Pagi itu Desa Sedaro Putih, Bengkulu, begitu cerah. Secerah pipi Lamakka yang ceria. Karena pada hari itu Lamakka diajak oleh ayahnya ke hutan untuk belajar memanjat pohon sedaro putih, atau pohon enau.
Pohon sedaro putih memang banyak tumbuh di desa itu.

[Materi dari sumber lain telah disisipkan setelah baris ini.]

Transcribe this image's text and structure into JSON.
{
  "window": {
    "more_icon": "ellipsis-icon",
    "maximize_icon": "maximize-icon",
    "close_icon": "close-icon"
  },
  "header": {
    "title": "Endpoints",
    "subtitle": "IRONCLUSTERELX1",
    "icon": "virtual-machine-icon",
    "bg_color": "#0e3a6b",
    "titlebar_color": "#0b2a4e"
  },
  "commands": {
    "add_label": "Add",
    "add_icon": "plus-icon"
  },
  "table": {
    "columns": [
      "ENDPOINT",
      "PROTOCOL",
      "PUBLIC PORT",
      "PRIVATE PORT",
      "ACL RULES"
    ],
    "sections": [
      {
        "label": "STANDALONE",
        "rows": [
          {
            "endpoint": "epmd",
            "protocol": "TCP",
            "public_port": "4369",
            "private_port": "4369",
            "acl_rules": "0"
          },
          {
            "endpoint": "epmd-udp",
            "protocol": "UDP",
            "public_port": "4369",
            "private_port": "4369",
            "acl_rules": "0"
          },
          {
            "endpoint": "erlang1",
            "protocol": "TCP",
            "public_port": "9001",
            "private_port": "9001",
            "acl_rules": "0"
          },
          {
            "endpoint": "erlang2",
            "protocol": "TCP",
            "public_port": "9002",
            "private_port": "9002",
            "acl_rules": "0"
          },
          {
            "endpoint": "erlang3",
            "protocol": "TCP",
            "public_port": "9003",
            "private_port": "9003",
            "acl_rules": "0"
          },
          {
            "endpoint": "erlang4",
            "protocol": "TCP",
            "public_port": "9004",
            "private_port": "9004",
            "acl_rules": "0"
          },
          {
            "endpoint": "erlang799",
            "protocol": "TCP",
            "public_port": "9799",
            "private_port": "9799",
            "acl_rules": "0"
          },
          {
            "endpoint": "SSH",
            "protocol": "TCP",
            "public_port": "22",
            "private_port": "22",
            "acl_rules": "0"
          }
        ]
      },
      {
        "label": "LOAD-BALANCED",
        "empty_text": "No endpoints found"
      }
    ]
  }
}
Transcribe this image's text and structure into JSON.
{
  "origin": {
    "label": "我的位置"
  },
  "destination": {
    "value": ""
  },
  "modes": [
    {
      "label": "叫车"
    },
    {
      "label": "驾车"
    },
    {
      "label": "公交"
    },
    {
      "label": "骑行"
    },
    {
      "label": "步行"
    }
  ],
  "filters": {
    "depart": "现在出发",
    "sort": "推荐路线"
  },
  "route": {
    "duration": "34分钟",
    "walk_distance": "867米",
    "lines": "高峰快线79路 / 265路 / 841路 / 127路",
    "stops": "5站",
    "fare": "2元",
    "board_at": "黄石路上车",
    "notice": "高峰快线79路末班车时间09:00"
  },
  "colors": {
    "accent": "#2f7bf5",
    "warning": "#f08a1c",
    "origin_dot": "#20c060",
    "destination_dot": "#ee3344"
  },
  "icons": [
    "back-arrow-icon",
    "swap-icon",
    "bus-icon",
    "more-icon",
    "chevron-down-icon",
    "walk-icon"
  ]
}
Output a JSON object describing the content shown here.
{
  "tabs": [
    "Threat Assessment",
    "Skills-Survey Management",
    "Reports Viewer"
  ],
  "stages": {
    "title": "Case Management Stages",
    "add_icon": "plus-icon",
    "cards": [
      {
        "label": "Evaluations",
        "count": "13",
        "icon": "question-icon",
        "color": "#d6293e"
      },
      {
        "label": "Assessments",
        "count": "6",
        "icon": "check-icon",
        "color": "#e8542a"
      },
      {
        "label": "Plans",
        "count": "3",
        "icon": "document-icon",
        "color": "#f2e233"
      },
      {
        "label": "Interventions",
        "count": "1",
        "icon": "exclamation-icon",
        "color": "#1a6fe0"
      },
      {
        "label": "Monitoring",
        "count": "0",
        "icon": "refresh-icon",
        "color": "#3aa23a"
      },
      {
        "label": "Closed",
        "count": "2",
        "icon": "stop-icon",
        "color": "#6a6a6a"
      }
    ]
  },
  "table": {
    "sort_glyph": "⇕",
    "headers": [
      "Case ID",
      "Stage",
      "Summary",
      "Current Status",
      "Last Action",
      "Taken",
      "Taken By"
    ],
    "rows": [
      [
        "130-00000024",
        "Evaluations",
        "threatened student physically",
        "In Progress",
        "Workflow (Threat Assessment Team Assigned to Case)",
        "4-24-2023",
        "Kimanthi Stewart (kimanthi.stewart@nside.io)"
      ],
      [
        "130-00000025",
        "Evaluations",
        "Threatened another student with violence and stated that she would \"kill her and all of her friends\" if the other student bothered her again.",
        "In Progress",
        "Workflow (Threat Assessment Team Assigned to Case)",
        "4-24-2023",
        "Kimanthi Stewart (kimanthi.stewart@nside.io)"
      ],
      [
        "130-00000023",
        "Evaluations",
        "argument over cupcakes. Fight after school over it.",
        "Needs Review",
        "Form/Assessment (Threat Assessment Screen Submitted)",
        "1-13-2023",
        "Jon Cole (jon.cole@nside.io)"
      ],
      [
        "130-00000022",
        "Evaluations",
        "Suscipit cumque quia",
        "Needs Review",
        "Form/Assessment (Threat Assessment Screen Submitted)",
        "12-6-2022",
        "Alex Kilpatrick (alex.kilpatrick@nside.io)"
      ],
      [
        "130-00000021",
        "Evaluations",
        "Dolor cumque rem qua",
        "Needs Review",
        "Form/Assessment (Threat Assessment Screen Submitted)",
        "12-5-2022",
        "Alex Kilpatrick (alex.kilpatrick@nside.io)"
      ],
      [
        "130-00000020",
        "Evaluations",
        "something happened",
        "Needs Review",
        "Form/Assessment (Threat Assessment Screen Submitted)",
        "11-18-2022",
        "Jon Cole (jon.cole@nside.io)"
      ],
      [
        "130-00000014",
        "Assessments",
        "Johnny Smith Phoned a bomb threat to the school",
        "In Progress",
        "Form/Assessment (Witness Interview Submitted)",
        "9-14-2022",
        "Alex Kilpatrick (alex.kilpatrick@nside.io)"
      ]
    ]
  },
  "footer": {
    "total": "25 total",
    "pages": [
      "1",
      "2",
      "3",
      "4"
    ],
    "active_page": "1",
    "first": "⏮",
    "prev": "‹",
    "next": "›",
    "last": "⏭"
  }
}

Pohonnya tinggi menjulang seperti pohon kelapa. Jadi, bagi siapa yang ingin memanjat pohon itu harus memiliki keberanian dan keterampilan khusus.
“Ayah, pohonnya tinggi-tinggi, ya?” tanya Lamakka saat tiba di hutan.
“Iya, Nak!” seru Ayah.
“Apa kamu berani untuk memanjatnya sekarang, Nak?” lanjut Ayah.
Lamakka diam sejenak. Tiba-tiba muncul keraguannya memanjat.
Pohon sedaro putih itu menghasilkan nira. Nira adalah cairan untuk pembuatan gula merah. Hampir semua penduduk di Desa Sedaro Putih adalah pembuat gula merah. Seperti ayah Lamakka.
“Baik, aku siap, Ayah!” seru Lamakka. “Aku berani!” lanjutnya lantang.
Lamakka pun mulai memanjat. Saat pertama kali memanjat itu, ia belum bisa sampai jauh memanjat karena di tengah-tengah pohon itu Lamakka sudah berhenti.
Ayahnya pun kemudian mencontohkan bagaimana cara memanjat pohon itu. Lamakka setelah itu mencoba lagi memanjat setinggi mungkin. Namun, berkali-kali ia mengulang memanjat, ia masih belum bisa sampai pada ujungnya pohon sedaro putih. Artinya, ia juga belum bisa meraih dan menyadap nira.
Ayahnya tak tega melihat Lamakka mulai kelelahan.
“Untuk hari ini belajar memanjatnya kita sudahi ya, Nak,” ujar Ayah.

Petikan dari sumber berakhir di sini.